La donna era stata infatti emotrasfusa nel 1974 durante la degenza presso l’Ospedale Loreto Mare di Napoli per taglio cesareo. Soltanto nel 1999, a seguito di esami medici, era emersa la positività al virus HCV, successivamente evoluta in cirrosi fino al decesso nel 2013 per epatocarcinoma e insufficienza renale.

Nel 2014 i suoi eredi conferirono incarico all’avvocato Maurizio Albachiara, il quale sulla scorta delle risultanze della Cmo di Caserta che riconosceva l’Una Tantum ai sensi della legge 210/92 instaurava un procedimento di responsabilità nei confronti del Ministero della Salute presso il Tribunale di Napoli.

Il Tribunale di Napoli, con sentenza del 3 aprile 2018 in pieno accoglimento delle domande avanzate dagli eredi della donna, dichiarava che “Anche se la trasfusione venne effettuata nel 1974, quando ancora il virus dell’HCV non era conosciuto, il Ministero della Salute dev’essere considerato responsabile dell’accaduto;

infatti, “In caso di patologie conseguenti ad infezione da virus HBV, HIV e HCV, contratte a seguito di emotrasfusioni o di somministrazione di emoderivati, sussiste la responsabilità del Ministero della salute anche per le trasfusioni eseguite in epoca anteriore alla conoscenza scientifica di tali virus e all’apprestamento dei relativi test identificativi (risalenti, rispettivamente, agli anni 1978, 1985, 1988), atteso che già dalla fine degli anni ’60 era noto il rischio di trasmissione di epatite virale ed era possibile la rilevazione (indiretta) dei virus, che della stessa costituiscono evoluzione o mutazione, mediante gli indicatori della funzionalità epatica, gravando pertanto sul Ministero della salute, in adempimento degli obblighi specifici di vigilanza e controllo posti da una pluralità di fonti normative speciali risalenti già all’anno 1958, l’obbligo di controllare che il sangue utilizzato per le trasfusioni e gli emoderivati fosse esente da virus e che i donatori non presentassero alterazione della transaminasi.

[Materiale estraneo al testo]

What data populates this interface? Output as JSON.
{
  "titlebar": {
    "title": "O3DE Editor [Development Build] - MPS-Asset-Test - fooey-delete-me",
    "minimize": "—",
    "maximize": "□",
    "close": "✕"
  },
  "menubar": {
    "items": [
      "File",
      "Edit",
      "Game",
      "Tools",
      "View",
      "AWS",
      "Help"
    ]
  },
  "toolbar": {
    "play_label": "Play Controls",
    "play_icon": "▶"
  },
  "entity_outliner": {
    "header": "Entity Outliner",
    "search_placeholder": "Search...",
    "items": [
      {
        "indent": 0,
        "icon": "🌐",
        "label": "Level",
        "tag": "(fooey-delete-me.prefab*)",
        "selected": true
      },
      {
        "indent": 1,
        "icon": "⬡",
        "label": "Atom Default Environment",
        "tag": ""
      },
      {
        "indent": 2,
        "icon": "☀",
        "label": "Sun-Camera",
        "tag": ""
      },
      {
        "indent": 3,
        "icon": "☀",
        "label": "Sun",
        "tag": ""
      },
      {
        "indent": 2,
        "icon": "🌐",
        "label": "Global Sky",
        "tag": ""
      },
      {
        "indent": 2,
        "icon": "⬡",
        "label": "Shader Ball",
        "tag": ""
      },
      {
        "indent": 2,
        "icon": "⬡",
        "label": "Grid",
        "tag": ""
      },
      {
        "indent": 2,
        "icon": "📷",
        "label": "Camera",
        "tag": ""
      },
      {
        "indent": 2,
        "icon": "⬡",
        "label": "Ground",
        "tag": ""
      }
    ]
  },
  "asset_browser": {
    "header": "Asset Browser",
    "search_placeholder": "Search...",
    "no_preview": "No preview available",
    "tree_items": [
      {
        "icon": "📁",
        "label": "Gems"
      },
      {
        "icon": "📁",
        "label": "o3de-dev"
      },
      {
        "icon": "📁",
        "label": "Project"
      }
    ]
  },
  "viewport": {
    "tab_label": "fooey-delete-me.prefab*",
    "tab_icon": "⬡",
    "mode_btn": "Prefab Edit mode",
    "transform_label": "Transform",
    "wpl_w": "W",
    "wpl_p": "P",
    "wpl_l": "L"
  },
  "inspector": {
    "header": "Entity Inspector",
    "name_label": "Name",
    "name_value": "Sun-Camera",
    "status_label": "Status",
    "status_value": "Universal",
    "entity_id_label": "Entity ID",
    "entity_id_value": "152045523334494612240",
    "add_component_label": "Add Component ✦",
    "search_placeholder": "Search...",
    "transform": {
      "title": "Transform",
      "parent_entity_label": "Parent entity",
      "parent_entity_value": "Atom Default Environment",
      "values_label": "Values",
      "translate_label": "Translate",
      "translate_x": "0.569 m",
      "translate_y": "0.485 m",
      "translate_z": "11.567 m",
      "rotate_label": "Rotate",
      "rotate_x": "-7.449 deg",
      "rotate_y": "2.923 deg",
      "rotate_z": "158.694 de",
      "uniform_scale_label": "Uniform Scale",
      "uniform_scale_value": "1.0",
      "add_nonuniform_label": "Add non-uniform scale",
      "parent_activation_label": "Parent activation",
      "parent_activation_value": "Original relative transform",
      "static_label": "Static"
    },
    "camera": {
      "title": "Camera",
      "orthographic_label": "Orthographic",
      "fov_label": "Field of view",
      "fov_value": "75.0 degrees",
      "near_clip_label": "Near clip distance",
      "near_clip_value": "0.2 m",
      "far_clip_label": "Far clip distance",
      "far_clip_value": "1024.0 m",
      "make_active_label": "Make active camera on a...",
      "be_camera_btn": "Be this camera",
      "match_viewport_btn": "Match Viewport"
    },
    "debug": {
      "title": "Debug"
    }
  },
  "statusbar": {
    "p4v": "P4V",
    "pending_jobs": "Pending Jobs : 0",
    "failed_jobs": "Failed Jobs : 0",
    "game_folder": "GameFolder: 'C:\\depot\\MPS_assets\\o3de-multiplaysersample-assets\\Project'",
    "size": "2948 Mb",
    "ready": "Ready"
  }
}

(In applicazione di tale principio, la S.C. ha confermato la sentenza di merito, che aveva ritenuto il Ministero della salute responsabile in relazione ad una infezione da epatite C contratta in seguito a trasfusioni risalenti al 1970)”. E conseguentemente condannava il Ministero al pagamento dei danni. L’avvocato Maurizio Albachiara altamente specializzato in questo settore esprime piena soddisfazione per questa nuova vittoria.